Journal of Contemporary Issues in Primary Education (JCIPE)
Vol. 2, No. 2, Desember 2024, page: 135-142
E-ISSN: 3026-4014
- 137 -
1. Pendahuluan
Pendidikan memiliki peran penting dalam proses pewarisan nilai-nilai dan budaya dari satu generasi
ke generasi berikutnya (Sadita & Syafitri, 2024). Selain sebagai sarana untuk menyampaikan pengetahuan
akademis, pendidikan juga berfungsi untuk membentuk karakter dan kepribadian siswa. Di tengah arus
globalisasi yang membawa perubahan cepat dalam berbagai aspek kehidupan, termasuk budaya, pendidikan
harus mampu menjadi benteng yang menjaga nilai-nilai luhur bangsa agar tidak hilang atau tergerus oleh
budaya asing. Oleh karena itu, sangat penting bagi sistem pendidikan di Indonesia untuk mengintegrasikan
nilai-nilai kearifan lokal yang mencerminkan identitas dan karakter bangsa, salah satunya adalah dengan
mengadopsi pendekatan etnopedagogis dalam proses pembelajaran. Bahan ajar berbasis kearifan lokal
merupakan sumber belajar alternatif yang sangat terpercaya dalam meningkatkan keterampilan literasi
ilmiah siswa (Suryanti et al., 2020). Dengan mengintegrasikan nilai-nilai budaya lokal ke dalam proses
pembelajaran, siswa tidak hanya memperoleh pengetahuan akademis tetapi juga memahami dan
menginternalisasi nilai-nilai yang melekat dalam budaya mereka.
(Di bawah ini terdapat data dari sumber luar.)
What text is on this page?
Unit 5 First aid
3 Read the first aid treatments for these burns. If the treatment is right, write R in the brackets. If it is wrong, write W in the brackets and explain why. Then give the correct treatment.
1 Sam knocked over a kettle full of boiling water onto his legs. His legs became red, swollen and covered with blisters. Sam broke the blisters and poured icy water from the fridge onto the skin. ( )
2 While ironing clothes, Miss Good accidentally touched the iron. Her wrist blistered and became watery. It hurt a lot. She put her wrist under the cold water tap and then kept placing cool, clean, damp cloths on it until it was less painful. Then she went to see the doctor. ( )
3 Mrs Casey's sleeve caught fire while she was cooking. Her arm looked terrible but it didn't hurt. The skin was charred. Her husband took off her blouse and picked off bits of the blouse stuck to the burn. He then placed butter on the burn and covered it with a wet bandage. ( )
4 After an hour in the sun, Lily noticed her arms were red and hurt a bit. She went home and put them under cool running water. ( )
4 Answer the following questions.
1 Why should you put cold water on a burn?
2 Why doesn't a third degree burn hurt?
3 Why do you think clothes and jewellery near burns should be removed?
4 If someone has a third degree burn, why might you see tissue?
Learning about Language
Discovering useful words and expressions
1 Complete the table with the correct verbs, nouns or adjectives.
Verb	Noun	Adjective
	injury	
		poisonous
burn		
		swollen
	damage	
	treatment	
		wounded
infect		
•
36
Mempelajari dinamika kebudayaan
seperti perubahan dan perkembangan budaya serta bagaimana suatu kebudayaan mempengaruhi
kebudayaan lain sangat penting untuk membangun pemahaman yang holistik (Sudarmin, 2014:21). Melalui
etnopedagogi, pendidikan dapat memberikan konteks yang relevan bagi siswa, sehingga memperkuat nilai-
nilai karakter yang selaras dengan budaya dan identitas lokal. Etnopedagogi merupakan pendekatan
pendidikan yang berupaya mengintegrasikan nilai-nilai budaya lokal ke dalam proses pembelajaran,
sehingga siswa tidak hanya belajar secara kognitif tetapi juga memahami dan menginternalisasi nilai-nilai
budaya setempat. Dalam konteks Indonesia, yang kaya akan keragaman budaya, pendekatan ini menjadi
semakin relevan sebagai upaya untuk menjaga warisan budaya bangsa sekaligus memperkuat karakter
siswa sesuai dengan Profil Pelajar Pancasila yang diamanatkan oleh pemerintah.
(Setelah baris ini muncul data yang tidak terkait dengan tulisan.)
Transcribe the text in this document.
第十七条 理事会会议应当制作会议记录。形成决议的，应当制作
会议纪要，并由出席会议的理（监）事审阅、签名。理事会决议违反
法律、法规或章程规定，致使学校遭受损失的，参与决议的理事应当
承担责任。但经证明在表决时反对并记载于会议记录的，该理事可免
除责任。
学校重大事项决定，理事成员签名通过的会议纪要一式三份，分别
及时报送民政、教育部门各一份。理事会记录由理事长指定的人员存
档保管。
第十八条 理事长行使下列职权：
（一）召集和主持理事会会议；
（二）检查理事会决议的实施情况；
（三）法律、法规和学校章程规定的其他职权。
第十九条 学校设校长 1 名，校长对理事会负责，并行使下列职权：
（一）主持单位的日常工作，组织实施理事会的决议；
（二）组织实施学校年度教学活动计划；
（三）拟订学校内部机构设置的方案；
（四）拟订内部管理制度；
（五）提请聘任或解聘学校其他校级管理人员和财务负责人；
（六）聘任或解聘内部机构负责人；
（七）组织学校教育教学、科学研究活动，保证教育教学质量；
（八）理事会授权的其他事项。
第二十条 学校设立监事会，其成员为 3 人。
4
Profil Pelajar Pancasila terdiri dari enam dimensi karakter utama, yaitu beriman dan bertakwa kepada
Tuhan Yang Maha Esa serta berakhlak mulia, mandiri, gotong royong, kebinekaan global, kritis, dan
kreatif. Dimensi-dimensi tersebut mencerminkan nilai-nilai dasar Pancasila yang seharusnya menjadi
fondasi dalam pembentukan karakter setiap pelajar Indonesia (Ibad, 2022). Namun, dalam praktiknya,
masih terdapat kesenjangan dalam mewujudkan profil pelajar yang ideal, salah satunya disebabkan oleh
rendahnya literasi budaya dan minimnya integrasi kearifan lokal dalam proses pembelajaran. Hal ini
menunjukkan perlunya upaya untuk memadukan pendidikan karakter dengan warisan budaya lokal sebagai
salah satu solusi untuk memperkuat karakter siswa dan memastikan bahwa mereka dapat menghadapi
tantangan global tanpa kehilangan jati diri mereka. Kekayaan budaya Indonesia mengandung nilai-nilai
yang harus dipelajari oleh siswa, seperti bahasa yang berbeda, pakaian adat, makanan tradisional, dan lagu
daerah. Keberagaman ini dapat menjadi sumber pembelajaran dan pengetahuan bagi siswa (Suryanti, 2020).
Dalam konteks ini, batik sebagai salah satu warisan budaya Indonesia yang telah diakui dunia, memiliki
potensi besar untuk menjadi media pendidikan karakter. Setiap motif batik memiliki filosofi yang sarat
dengan nilai-nilai kehidupan, yang jika dipahami dan diajarkan dengan benar dapat memberikan dampak
positif bagi perkembangan karakter siswa. Salah satu bentuk batik yang menarik untuk dikaji dalam konteks
pendidikan berbasis etnopedagogis adalah batik ciprat langitan dari Simbatan, yang tidak hanya
mencerminkan keindahan artistik tetapi juga mengandung kearifan lokal yang dalam.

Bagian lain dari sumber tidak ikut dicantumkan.